In the late 1960s, Ay-O began experimenting with light and color, first covering his Canal Street studio’s walls with bent aluminum sheets to reflect his own rainbows inside. “He was always interested in gradation in his color spectrums, not a smooth transition between the strips,” Brooks said. After starting out with 24 colors, he expanded his palette to 198 in his silkscreening process, which involved adding one oil pigment at a time in every printing pull. Each print took around three to six months due to each color’s separate, three-day drying period.
Ay-O, installation view of “Ay-O’s Happy Rainbow Hell,” 2023, at National Museum of Asian Art, Smithsonian Institution, Washington, D.C. Photo byColleen Dugan. Courtesy of the National Museum of Asian Art.
While entering into New York’s art scene as an Asian man was a challenge, he found a community—including fellow Asian artists—in the Fluxus group, and collaborations ensued.
Then, Mr Ay-O got drunk by the Rainbow (1974) is a great example of the artist finding his own voice within the experimental group. Here, a grid of 38 screen-prints show Ay-O in the titular state, his face pressed into a commercial photocopier screen. Electric hues of pink, yellow, green, and orange wash over his intoxicated expression, while a few prints show a wine glass or a bottle. The humorous work is a collaboration with fellow Fluxus member Alison Knowles, who suggested that Ay-O should experiment with a colorful photocopier that she heard was available at Lexington Avenue’s 3M building, for $80 an hour. The duo split the cost and captured his face in various states of indulgence. Ay-O later visited the printer solo and this time brought a suitcase full of colored glass sheets to further experiment. A lush purple velvet box was used to store the complete series, adding a sense of warmth to the colorful images’ optic flamboyance.

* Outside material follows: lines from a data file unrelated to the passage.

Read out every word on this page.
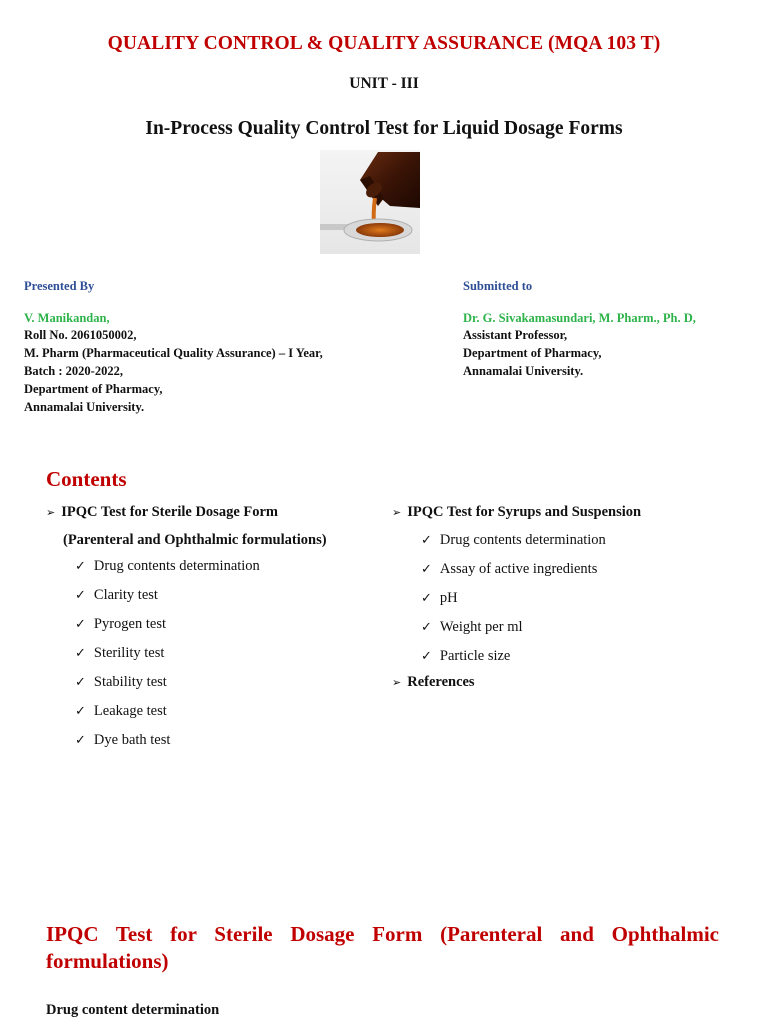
QUALITY CONTROL & QUALITY ASSURANCE (MQA 103 T)
UNIT - III
In-Process Quality Control Test for Liquid Dosage Forms
Presented By
V. Manikandan,
Roll No. 2061050002,
M. Pharm (Pharmaceutical Quality Assurance) – I Year,
Batch : 2020-2022,
Department of Pharmacy,
Annamalai University.
Submitted to
Dr. G. Sivakamasundari, M. Pharm., Ph. D,
Assistant Professor,
Department of Pharmacy,
Annamalai University.
Contents
➢ IPQC Test for Sterile Dosage Form
(Parenteral and Ophthalmic formulations)
✓ Drug contents determination
✓ Clarity test
✓ Pyrogen test
✓ Sterility test
✓ Stability test
✓ Leakage test
✓ Dye bath test
➢ IPQC Test for Syrups and Suspension
✓ Drug contents determination
✓ Assay of active ingredients
✓ pH
✓ Weight per ml
✓ Particle size
➢ References
IPQC Test for Sterile Dosage Form (Parenteral and Ophthalmic formulations)
Drug content determination
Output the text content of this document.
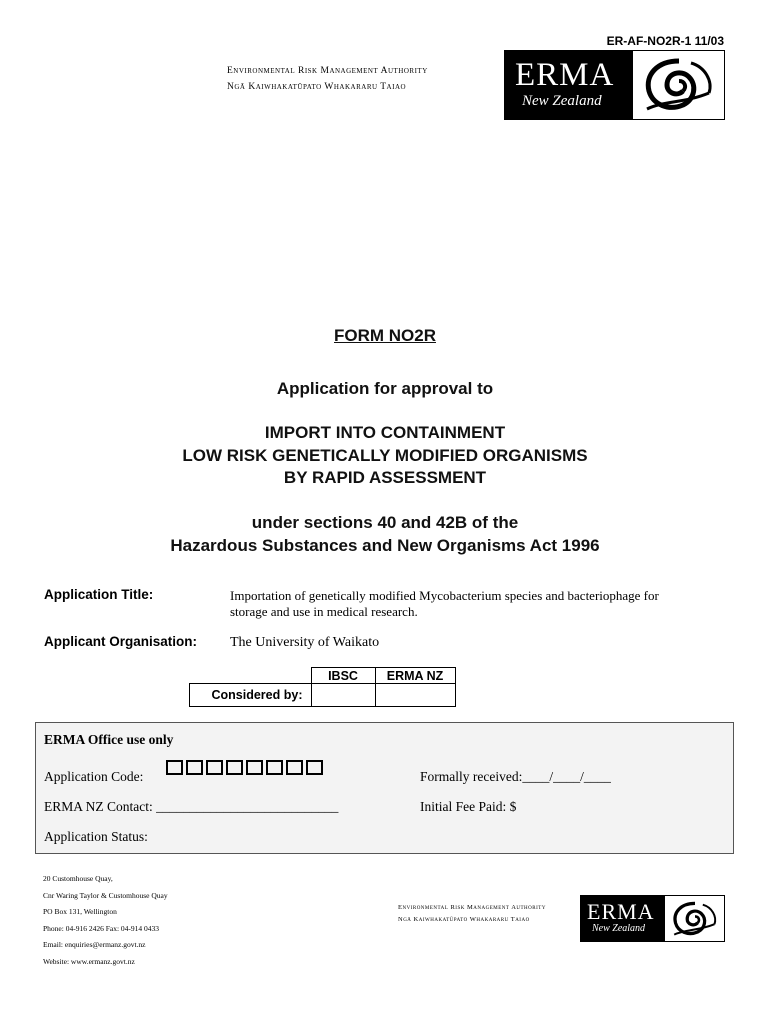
ER-AF-NO2R-1 11/03
Environmental Risk Management Authority
Ngā Kaiwhakatūpato Whakararu Taiao	ERMA
New Zealand
FORM NO2R
Application for approval to
IMPORT INTO CONTAINMENT
LOW RISK GENETICALLY MODIFIED ORGANISMS
BY RAPID ASSESSMENT
under sections 40 and 42B of the
Hazardous Substances and New Organisms Act 1996
Application Title:	Importation of genetically modified Mycobacterium species and bacteriophage for
storage and use in medical research.
Applicant Organisation: The University of Waikato
	IBSC	ERMA NZ
Considered by:		
ERMA Office use only
Application Code:	Formally received:____/____/____
ERMA NZ Contact: ___________________________	Initial Fee Paid: $
Application Status:
20 Customhouse Quay,
Cnr Waring Taylor & Customhouse Quay
PO Box 131, Wellington
Phone: 04-916 2426 Fax: 04-914 0433
Email: enquiries@ermanz.govt.nz
Website: www.ermanz.govt.nz
Environmental Risk Management Authority
Ngā Kaiwhakatūpato Whakararu Taiao	ERMA
New Zealand
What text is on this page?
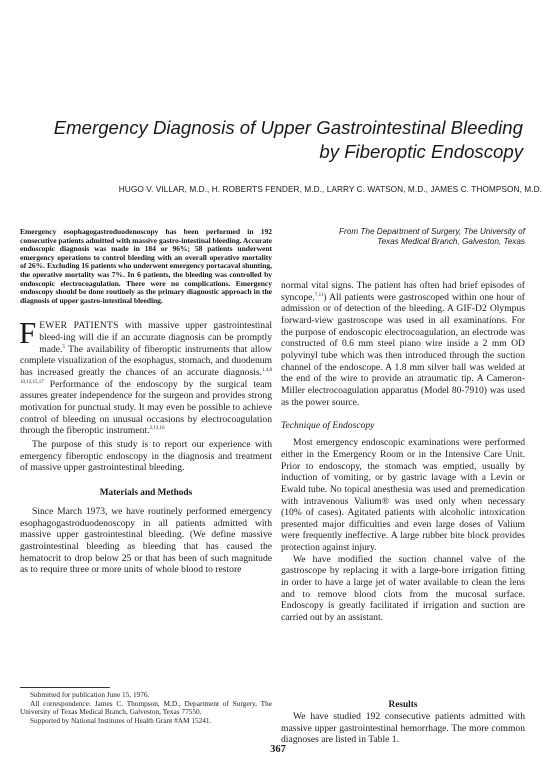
Emergency Diagnosis of Upper Gastrointestinal Bleeding
by Fiberoptic Endoscopy
HUGO V. VILLAR, M.D., H. ROBERTS FENDER, M.D., LARRY C. WATSON, M.D., JAMES C. THOMPSON, M.D.

Emergency esophagogastroduodenoscopy has been performed in 192 consecutive patients admitted with massive gastro-intestinal bleeding. Accurate endoscopic diagnosis was made in 184 or 96%; 58 patients underwent emergency operations to control bleeding with an overall operative mortality of 26%. Excluding 16 patients who underwent emergency portacaval shunting, the operative mortality was 7%. In 6 patients, the bleeding was controlled by endoscopic electrocoagulation. There were no complications. Emergency endoscopy should be done routinely as the primary diagnostic approach in the diagnosis of upper gastro-intestinal bleeding.

FEWER PATIENTS with massive upper gastrointestinal bleed-ing will die if an accurate diagnosis can be promptly made.$^5$ The availability of fiberoptic instruments that allow complete visualization of the esophagus, stomach, and duodenum has increased greatly the chances of an accurate diagnosis.$^{1,4,8 10,12,15,17}$ Performance of the endoscopy by the surgical team assures greater independence for the surgeon and provides strong motivation for punctual study. It may even be possible to achieve control of bleeding on unusual occasions by electrocoagulation through the fiberoptic instrument.$^{2,13,16}$

The purpose of this study is to report our experience with emergency fiberoptic endoscopy in the diagnosis and treatment of massive upper gastrointestinal bleeding.

Materials and Methods

Since March 1973, we have routinely performed emergency esophagogastroduodenoscopy in all patients admitted with massive upper gastrointestinal bleeding. (We define massive gastrointestinal bleeding as bleeding that has caused the hematocrit to drop below 25 or that has been of such magnitude as to require three or more units of whole blood to restore

From The Department of Surgery, The University of
Texas Medical Branch, Galveston, Texas

normal vital signs. The patient has often had brief episodes of syncope.$^{7,11}$) All patients were gastroscoped within one hour of admission or of detection of the bleeding. A GIF-D2 Olympus forward-view gastroscope was used in all examinations. For the purpose of endoscopic electrocoagulation, an electrode was constructed of 0.6 mm steel piano wire inside a 2 mm OD polyvinyl tube which was then introduced through the suction channel of the endoscope. A 1.8 mm silver ball was welded at the end of the wire to provide an atraumatic tip. A Cameron-Miller electrocoagulation apparatus (Model 80-7910) was used as the power source.

Technique of Endoscopy

Most emergency endoscopic examinations were performed either in the Emergency Room or in the Intensive Care Unit. Prior to endoscopy, the stomach was emptied, usually by induction of vomiting, or by gastric lavage with a Levin or Ewald tube. No topical anesthesia was used and premedication with intravenous Valium® was used only when necessary (10% of cases). Agitated patients with alcoholic intoxication presented major difficulties and even large doses of Valium were frequently ineffective. A large rubber bite block provides protection against injury.

We have modified the suction channel valve of the gastroscope by replacing it with a large-bore irrigation fitting in order to have a large jet of water available to clean the lens and to remove blood clots from the mucosal surface. Endoscopy is greatly facilitated if irrigation and suction are carried out by an assistant.

Submitted for publication June 15, 1976.

All correspondence: James C. Thompson, M.D., Department of Surgery, The University of Texas Medical Branch, Galveston, Texas 77550.

Supported by National Institutes of Health Grant #AM 15241.

Results

We have studied 192 consecutive patients admitted with massive upper gastrointestinal hemorrhage. The more common diagnoses are listed in Table 1.

367
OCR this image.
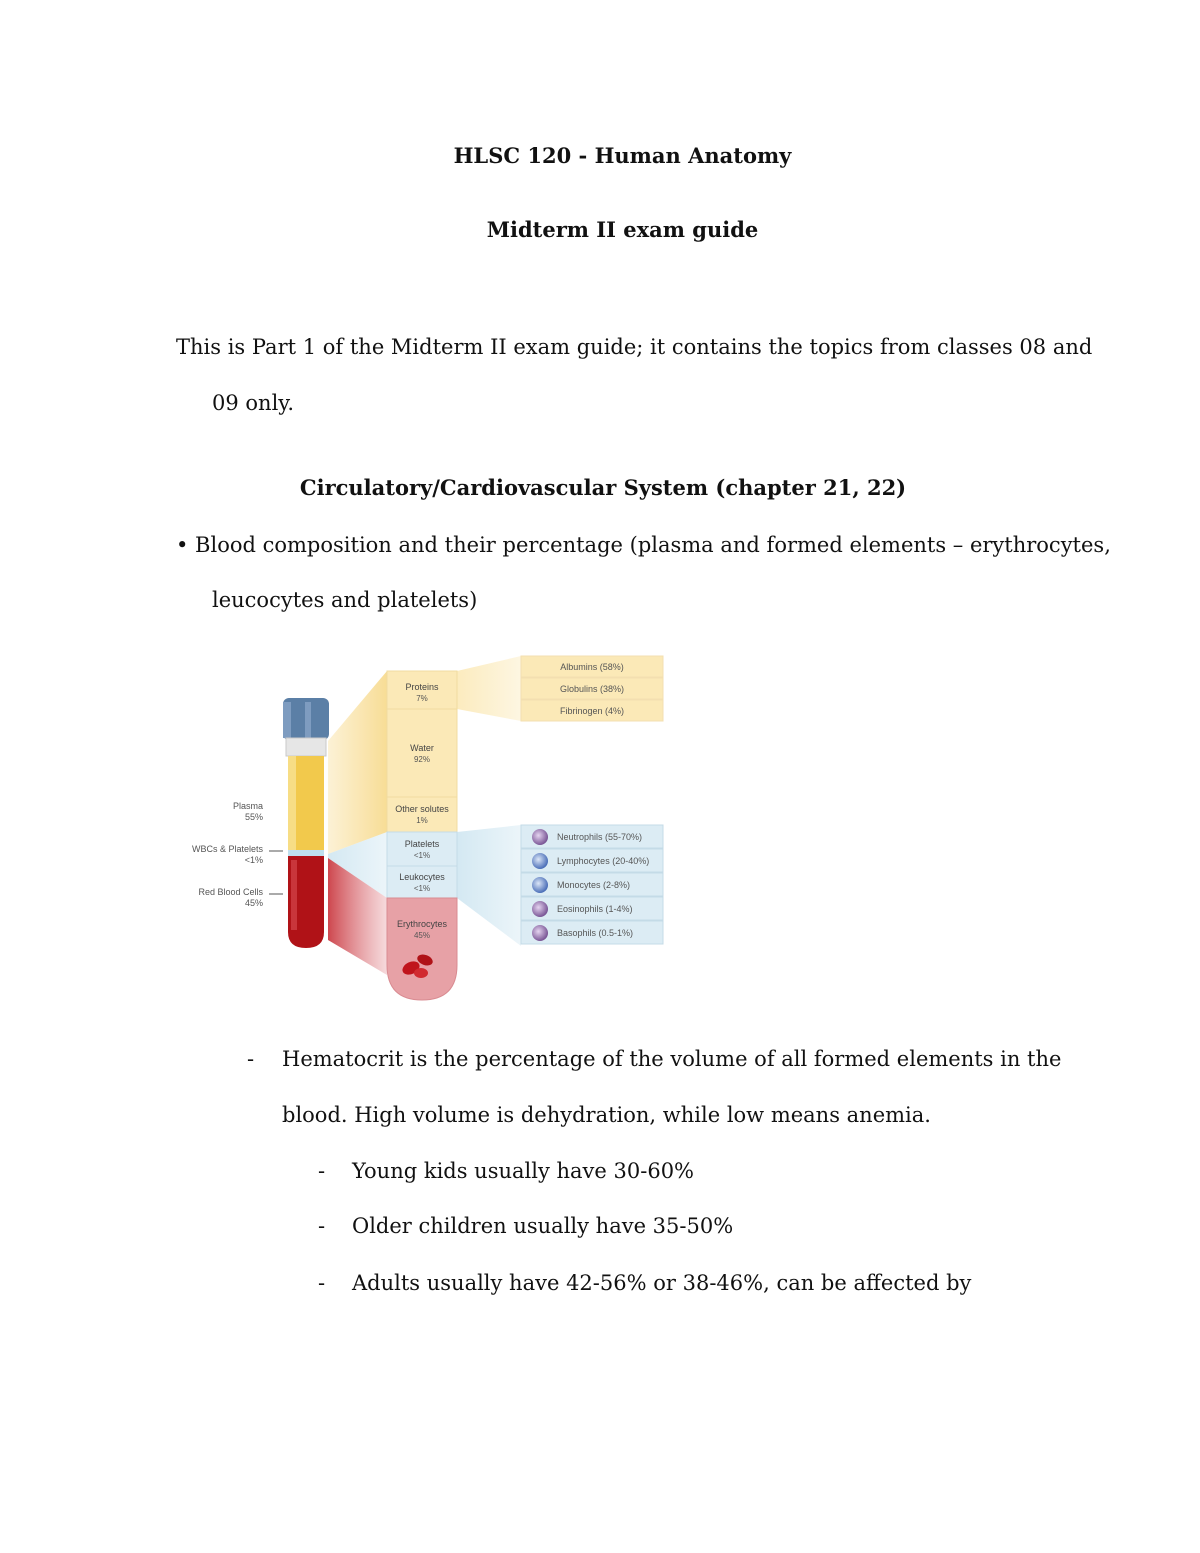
HLSC 120 - Human Anatomy
Midterm II exam guide
This is Part 1 of the Midterm II exam guide; it contains the topics from classes 08 and
09 only.
Circulatory/Cardiovascular System (chapter 21, 22)
• Blood composition and their percentage (plasma and formed elements – erythrocytes,
leucocytes and platelets)
Plasma
55%
WBCs & Platelets
<1%
Red Blood Cells
45%
Proteins
7%
Water
92%
Other solutes
1%
Platelets
<1%
Leukocytes
<1%
Erythrocytes
45%
Albumins (58%)
Globulins (38%)
Fibrinogen (4%)
Neutrophils (55-70%)
Lymphocytes (20-40%)
Monocytes (2-8%)
Eosinophils (1-4%)
Basophils (0.5-1%)
- Hematocrit is the percentage of the volume of all formed elements in the
blood. High volume is dehydration, while low means anemia.
- Young kids usually have 30-60%
- Older children usually have 35-50%
- Adults usually have 42-56% or 38-46%, can be affected by
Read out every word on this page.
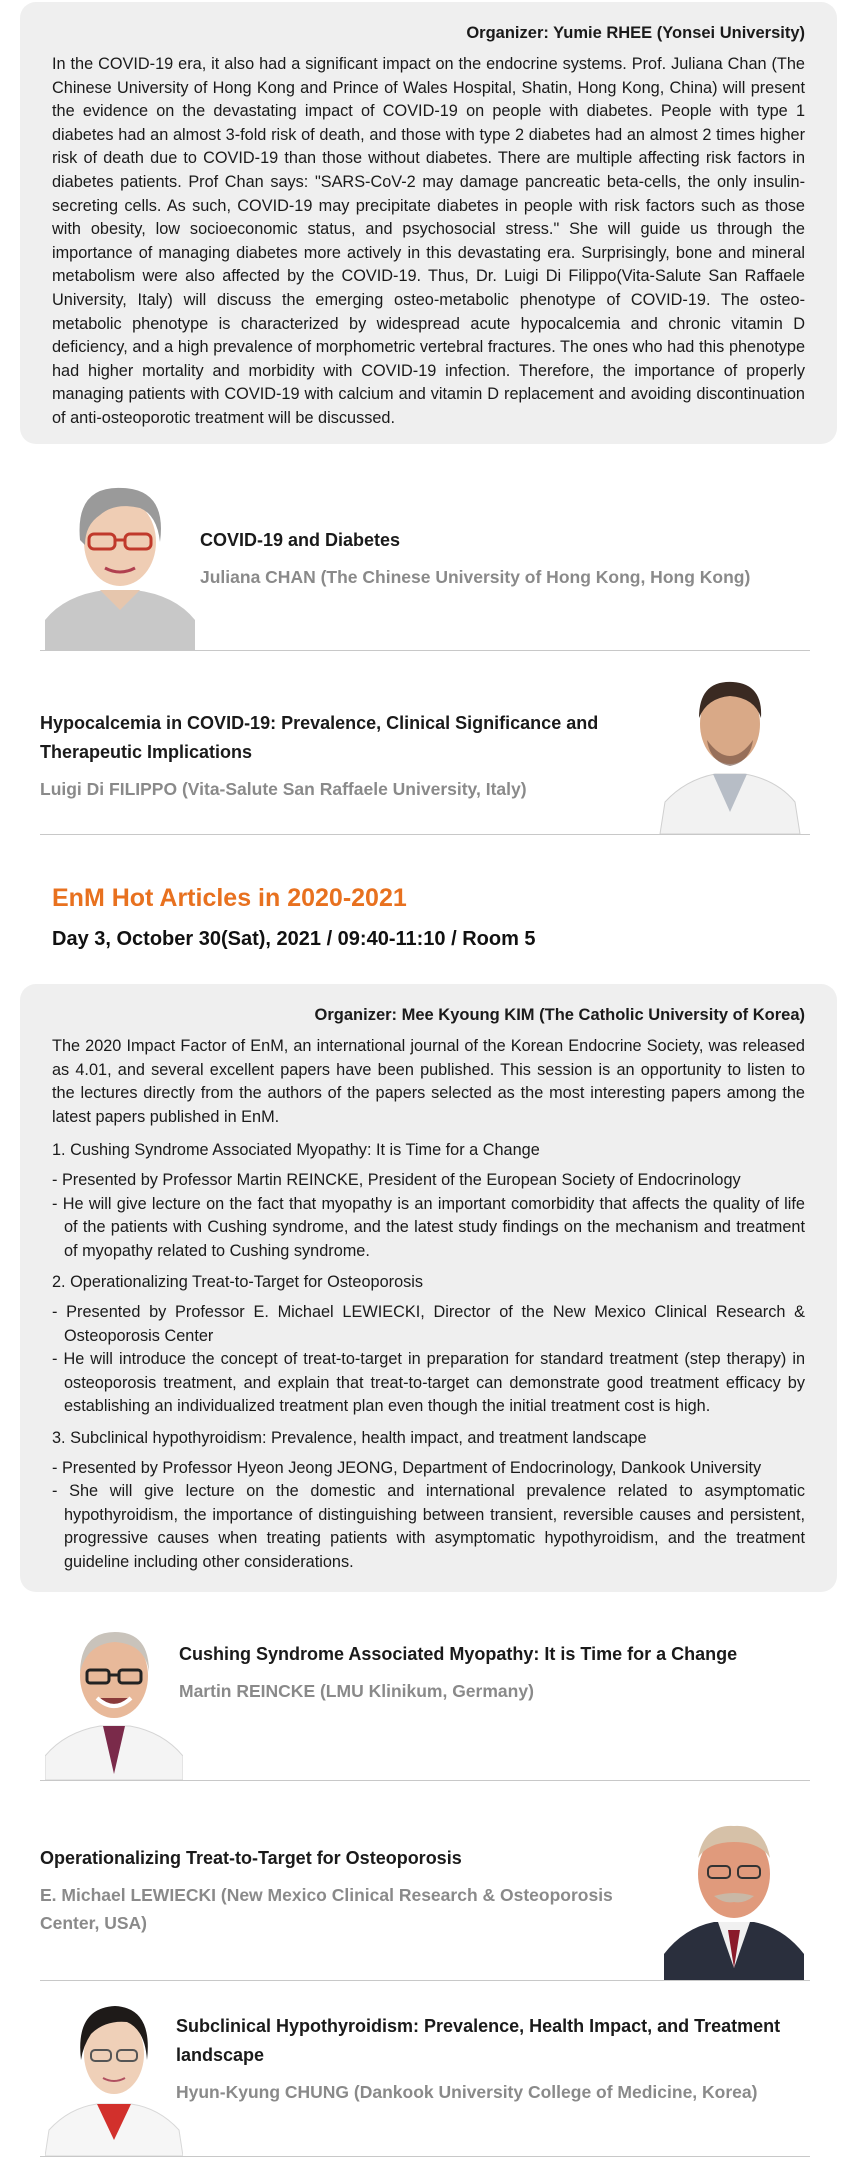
Organizer: Yumie RHEE (Yonsei University)

In the COVID-19 era, it also had a significant impact on the endocrine systems. Prof. Juliana Chan (The Chinese University of Hong Kong and Prince of Wales Hospital, Shatin, Hong Kong, China) will present the evidence on the devastating impact of COVID-19 on people with diabetes. People with type 1 diabetes had an almost 3-fold risk of death, and those with type 2 diabetes had an almost 2 times higher risk of death due to COVID-19 than those without diabetes. There are multiple affecting risk factors in diabetes patients. Prof Chan says: "SARS-CoV-2 may damage pancreatic beta-cells, the only insulin-secreting cells. As such, COVID-19 may precipitate diabetes in people with risk factors such as those with obesity, low socioeconomic status, and psychosocial stress." She will guide us through the importance of managing diabetes more actively in this devastating era. Surprisingly, bone and mineral metabolism were also affected by the COVID-19. Thus, Dr. Luigi Di Filippo(Vita-Salute San Raffaele University, Italy) will discuss the emerging osteo-metabolic phenotype of COVID-19. The osteo-metabolic phenotype is characterized by widespread acute hypocalcemia and chronic vitamin D deficiency, and a high prevalence of morphometric vertebral fractures. The ones who had this phenotype had higher mortality and morbidity with COVID-19 infection. Therefore, the importance of properly managing patients with COVID-19 with calcium and vitamin D replacement and avoiding discontinuation of anti-osteoporotic treatment will be discussed.

COVID-19 and Diabetes
Juliana CHAN (The Chinese University of Hong Kong, Hong Kong)
Hypocalcemia in COVID-19: Prevalence, Clinical Significance and Therapeutic Implications
Luigi Di FILIPPO (Vita-Salute San Raffaele University, Italy)
EnM Hot Articles in 2020-2021
Day 3, October 30(Sat), 2021 / 09:40-11:10 / Room 5
Organizer: Mee Kyoung KIM (The Catholic University of Korea)

The 2020 Impact Factor of EnM, an international journal of the Korean Endocrine Society, was released as 4.01, and several excellent papers have been published. This session is an opportunity to listen to the lectures directly from the authors of the papers selected as the most interesting papers among the latest papers published in EnM.

1. Cushing Syndrome Associated Myopathy: It is Time for a Change

- Presented by Professor Martin REINCKE, President of the European Society of Endocrinology

- He will give lecture on the fact that myopathy is an important comorbidity that affects the quality of life of the patients with Cushing syndrome, and the latest study findings on the mechanism and treatment of myopathy related to Cushing syndrome.

2. Operationalizing Treat-to-Target for Osteoporosis

- Presented by Professor E. Michael LEWIECKI, Director of the New Mexico Clinical Research & Osteoporosis Center

- He will introduce the concept of treat-to-target in preparation for standard treatment (step therapy) in osteoporosis treatment, and explain that treat-to-target can demonstrate good treatment efficacy by establishing an individualized treatment plan even though the initial treatment cost is high.

3. Subclinical hypothyroidism: Prevalence, health impact, and treatment landscape

- Presented by Professor Hyeon Jeong JEONG, Department of Endocrinology, Dankook University

- She will give lecture on the domestic and international prevalence related to asymptomatic hypothyroidism, the importance of distinguishing between transient, reversible causes and persistent, progressive causes when treating patients with asymptomatic hypothyroidism, and the treatment guideline including other considerations.

Cushing Syndrome Associated Myopathy: It is Time for a Change
Martin REINCKE (LMU Klinikum, Germany)
Operationalizing Treat-to-Target for Osteoporosis
E. Michael LEWIECKI (New Mexico Clinical Research & Osteoporosis Center, USA)
Subclinical Hypothyroidism: Prevalence, Health Impact, and Treatment landscape
Hyun-Kyung CHUNG (Dankook University College of Medicine, Korea)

Ay-Ō, rainbow night 10, from the series, “Rainbow Passes Slowly”, 1988. © Ay-Ō. Courtesy of the artist and National Museum of Asian Art, Smithsonian Institution, Washington, DC: The Pearl and Seymour Moskowitz Collection.
Another salon-style hang of prints include those inspired by his trip to India in 1966 and those investigating sexuality. Ay-O’s energetic color strip prints include several hallucinatory images: A silhouette of him and his wife during sex; two faces gently kissing; or a hand making rock-paper-scissors gestures. These pieces are energetic, as if they could step outside of the paper, or as if the viewer were wearing 3D glasses.
Now based in Tokyo, Ay-O stopped printmaking in 2017, but today his works continue to challenge our technology-trained eyes to look longer, lingering in his multicolored universe with its meticulous attention to technique. Given the wealth of time we spend staring into computer screens or tirelessly scrolling on smartphones, it feels as if we may have numbed our eyes to beauty. But Ay-O’s prints at least invite us to start seeing things through a new lens, not one through VR goggles or 3D glasses, but our unfiltered eyes alone.